Digamos que você realmente goste de queijo, mas quer se tornar vegana por razões políticas. Você abre mão do queijo e, aos poucos, passa a gostar de queijo de soja. Isso é mais fácil se você não pensar sobre queijo de leite animal enquanto come o queijo se soja. Logo apenas o queijo de soja será saboroso para você. O queijo de leite animal terá um sabor nojento caso você o ingira acidentalmente. Por que o sexo seria diferente? Você pode remodelar suas papilas gustativas e você pode remodelar suas respostas sexuais. Você pode decidir não torturar outros seres vivos para se alimentar e você pode decidir o mesmo quanto ao sexo. É como qualquer outro apetite.

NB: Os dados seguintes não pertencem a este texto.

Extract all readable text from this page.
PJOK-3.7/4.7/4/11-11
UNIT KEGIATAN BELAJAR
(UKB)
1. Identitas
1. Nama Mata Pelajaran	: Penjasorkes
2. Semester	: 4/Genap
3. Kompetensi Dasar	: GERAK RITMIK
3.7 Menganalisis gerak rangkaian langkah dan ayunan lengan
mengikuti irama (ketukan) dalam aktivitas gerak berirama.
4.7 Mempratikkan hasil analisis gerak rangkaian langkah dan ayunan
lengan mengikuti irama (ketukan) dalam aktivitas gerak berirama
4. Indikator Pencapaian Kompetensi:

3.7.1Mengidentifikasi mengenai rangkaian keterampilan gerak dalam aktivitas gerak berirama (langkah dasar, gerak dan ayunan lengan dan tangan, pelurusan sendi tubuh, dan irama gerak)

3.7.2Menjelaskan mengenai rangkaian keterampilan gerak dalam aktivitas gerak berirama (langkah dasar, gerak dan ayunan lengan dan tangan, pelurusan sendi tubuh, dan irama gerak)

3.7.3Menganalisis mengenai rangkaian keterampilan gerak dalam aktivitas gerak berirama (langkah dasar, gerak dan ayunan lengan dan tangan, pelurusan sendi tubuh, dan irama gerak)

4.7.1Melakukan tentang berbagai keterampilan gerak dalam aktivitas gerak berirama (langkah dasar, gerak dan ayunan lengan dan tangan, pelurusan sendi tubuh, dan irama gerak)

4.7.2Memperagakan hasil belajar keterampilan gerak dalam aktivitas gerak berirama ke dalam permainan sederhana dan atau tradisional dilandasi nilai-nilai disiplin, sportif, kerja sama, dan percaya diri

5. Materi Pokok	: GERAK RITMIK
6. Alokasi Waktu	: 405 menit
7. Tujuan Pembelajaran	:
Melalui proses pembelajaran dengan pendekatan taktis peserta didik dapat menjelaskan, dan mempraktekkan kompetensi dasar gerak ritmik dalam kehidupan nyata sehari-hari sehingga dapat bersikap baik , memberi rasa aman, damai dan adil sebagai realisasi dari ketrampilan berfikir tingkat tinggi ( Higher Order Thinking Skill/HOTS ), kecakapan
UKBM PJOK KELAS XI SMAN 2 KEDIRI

No final, culpar sua biologia pelas suas respostas sexuais é uma racionalização de algo que parece impossível de ser alterado. Respostas sexuais podem ser reaprendidas. Eu já ouvi mulheres heterossexuais dizendo que “simplesmente não se atraem por mulheres.” Eu já ouvi sadomasoquistas (entre outros) dizerem que não conseguem ter orgasmos com sexo baunilha 5.Isso pode muito bem ser verdade, mas não precisa ser. Deixe-me dar um conselho: Não quer ser heterossexual? Quer eliminar qualquer excitação sexual a partir de imagens sadomasoquistas, de estupro ou incesto? Não reinforce a resposta em looping no seu cérebro. Compre um vibrador. Pratique ter orgasmos com novos pensamentos e imagens. As fantasias antigas invadem sua cabeça? Desligue o vibrador. Não reinforce padrões antigos com um orgasmo. Não consegue gozar? Você não vai morrer se deixar pra tentar de novo amanhã. Pratique novas e positivas fantasias, eventualmente você será premiada com uma nova resposta sexual. Todas nós fomos colonizadas, mas nós podemos expulsar o invasor.

Hoje em dia, nós não precisamos ser escravas da nossa endocrinologia condicionada. Nós podemos e devemos fazer escolhas sexuais baseadas na nossa visão de um mundo melhor. Jamais iremos mudar o patriarcado gozando com suas premissas. Podemos desejar umas às outras com a paixão por justiça, e não a despeito dela. Desejo sexual e ação podem ser abraçados ou descartados baseados em princípios, não em quão misteriosamente algo nos dá “tesão”. Diga a todo mundo o que uma revolução sexual realmente é. Treine seu cérebro.


NOTAS DA TRADUÇÃO:

1 “Michigan Womyn’s Music Festival”, festival separatista lésbico estadunidense que acontecia desde os anos 80 tendo sua última celebração em 2015, realizado em Michigan por conta de uma grande propriedade de terra em mãos de uma lésbica organizadora que tinha capacidade para abrigar milhares de mulheres naqueles dias. Traduzimos “Womyn” como “Mulheres”, Womyn é uma das grafias adotadas pelo movimento de mulheres da segunda onda de forma a ressignificar a palavra e retirar da palavra “woman” (mulher) a palavra “man” (homem), numa busca das mulheres buscarem uma definição autônoma de si mesmas.
2 No original estava “women of color”, podendo ser traduzido como “mulheres de cor”, que é como chamam nos EUA e engloba não apenas mulheres negras mas de outras etnias. Como em português este conceito “pessoas de cor” recorda a política de encobrimento da questão racial, mudamos para “mulheres racializadas” que seria o mais próximo do conceito aqui.
3 Mainstream: algo hegemônico ou senso comum, no caso o senso comum expressa opiniões liberais devido a ideologia hegemônica do liberalismo.
4 Mudamos para marcas de refrigerantes conhecidos para ficar mais compreensível pois o original citava uma marca estadunidense que não tem aqui no Brasil.
5 Sexo baunilha, ou como no original, “vanilla” é como praticantes de sadomasoquismo se referem a práticas sexuais que não incluem elementos de violência, dominação e submissão.